Summed up

  • 2000-03-23
POWER TALKS CONTINUE: Only issues connected with the future of the oil shale company Eesti Polevkivi remained to be settled during talks for the privatization of power plant Narva Elektrijaamad, and all contracts connected with the deal should be completed in mid-April, Hillar Lauri, representing NRG Energy, said. Lauri said that on March 15 the delegations discussed agreement on the oil shale mining targets. Lauri said that issues connected with Eesti Polevkivi should be settled in three weeks, and then it will become possible to establish the price of electricity.

TRADING PALS?: Estonia may get most-favored nation status from Russia even before Russia becomes member of the World Trade Organization. Tiit Matsulevits, Estonian ambassador to Russia, said that economic interest groups connected with acting President Vladimir Putin are inducing Russia to move ahead. Estonia is one of the few countries in Europe with which Russia has not chosen to have most favored nation status. Estonian diplomats have earlier expressed the hope that the situation will be solved by Estonia's membership in the WTO, because Russia is also aspiring to become a member of the organization. It is unlikely, however, that Russia will become a member of the WTO before 2003.

SEEING STARS: A classification commission found on March 16 Tallinn's Grand Hotel Mercure and Park Hotel to be up to the four star standard. Tourism Office deputy general director Anne Hermlin said that the commission also discussed an application by Hotel St. Petersburg, but found that it will comply with four star requirements after certain upgrades on services to disabled clients. In the near future, the commission will decide on the assignment of two stars to the Kuressaare Sanatoorium Hotel.

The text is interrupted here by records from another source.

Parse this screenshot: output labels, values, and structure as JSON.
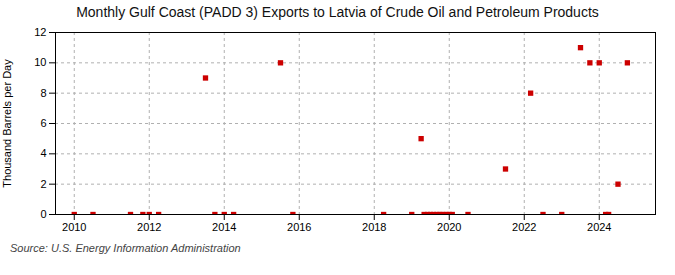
{
  "chart_data": {
    "type": "scatter",
    "title": "Monthly Gulf Coast (PADD 3) Exports to Latvia of Crude Oil and Petroleum Products",
    "ylabel": "Thousand Barrels per Day",
    "source": "Source: U.S. Energy Information Administration",
    "x": [
      2010.0,
      2010.5,
      2011.5,
      2011.83,
      2012.0,
      2012.25,
      2013.5,
      2013.75,
      2014.0,
      2014.25,
      2015.5,
      2015.83,
      2018.25,
      2019.0,
      2019.25,
      2019.33,
      2019.42,
      2019.5,
      2019.58,
      2019.67,
      2019.75,
      2019.83,
      2019.92,
      2020.0,
      2020.08,
      2020.5,
      2021.5,
      2022.17,
      2022.5,
      2023.0,
      2023.5,
      2023.75,
      2024.0,
      2024.17,
      2024.25,
      2024.5,
      2024.75
    ],
    "values": [
      0.0,
      0.0,
      0.0,
      0.0,
      0.0,
      0.0,
      9.0,
      0.0,
      0.0,
      0.0,
      10.0,
      0.0,
      0.0,
      0.0,
      5.0,
      0.0,
      0.0,
      0.0,
      0.0,
      0.0,
      0.0,
      0.0,
      0.0,
      0.0,
      0.0,
      0.0,
      3.0,
      8.0,
      0.0,
      0.0,
      11.0,
      10.0,
      10.0,
      0.0,
      0.0,
      2.0,
      10.0
    ],
    "color": "#cc0000",
    "marker": "square",
    "xlim": [
      2009.5,
      2025.5
    ],
    "xticks": [
      2010,
      2012,
      2014,
      2016,
      2018,
      2020,
      2022,
      2024
    ],
    "ylim": [
      0,
      12
    ],
    "yticks": [
      0,
      2,
      4,
      6,
      8,
      10,
      12
    ],
    "grid": true
  }
}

TWICE AS MANY ESTONIANS ON INTERNET: Up to the end of the year, the three Baltic states will have about 850,000 Internet users in total, Einars Bindemanis, president of ISP Delfi said. Currently about 280,000 Internet users are located in the Baltic countries, of which Estonia has 150,000, Latvia, 70,000 and Lithuania, 60,000. A major boost on the Internet market can be expected in Latvia and Lithuania, because of comparatively small figures at this time, Bindemanis said.

BAD NEWS ON ST PADDY'S: MeritaNordbanken Latvia concluded business last year with losses at 1,268,000 lats ($2.15 million), the bank's president, Esa Toumi, said on March 17. He attributed the losses to continued allocation of resources for the bank's development and creation of accruals.

PREATONI SELLS INVESTORS ON VEF:A new commercial center of 46,000 m2 from Italian entrepreneur Ernesto Preatoni's company on the property of the former VEF factory will be opened in the spring of 2002. All in all, $60 million- $65 million will be invested in the center, and 1,000 people will be employed daily, Preatoni announced March 16. Plans envisage a supermarket, several specialty stores, a mall of 70-100 small and medium-sized stores, cafes and restaurants, as well as 10 cinemas and recreation areas. A tender for construction will be announced this summer.

COMMERCIAL REGISTER GOES TECH: Faster client service and better transparency are the this year's key objectives for Estonia's commercial register which has been criticised for red tape and slow handling of requests, business daily Aripaev reported March 17. According to Viljar Peep, head of the register service, the register plans to invest in information technology so that with the help of computers, the register will be able to speed up handling of inquiries on company backgrounds. When the data is computerized, it should be possible to publicly follow processing of commercial registry documents via Internet.

PENSIONS SORTED OUT: The Lithuanian and Belarussian Ministries of Social Security and Labor signed an agreement on the procedure of calculating, transferring and payment of pensions and allowances in Vilnius on March 17. The agreement had to be signed in compliance with the provisions in the Lithuanian-Belarussian agreement on social security, the ministry's press center reported. The agreement stipulates that pensions and allowances are calculated by respective institutions in both countries in compliance with the existing laws and regulations. When a pensioner moves to another country, his pension is transferred to the country of his residence. In cases when a person spent part of his working life one country paying towards his pension and then moved to another country, the old age pension is calculated jointly by both countries according to the respective laws of each country.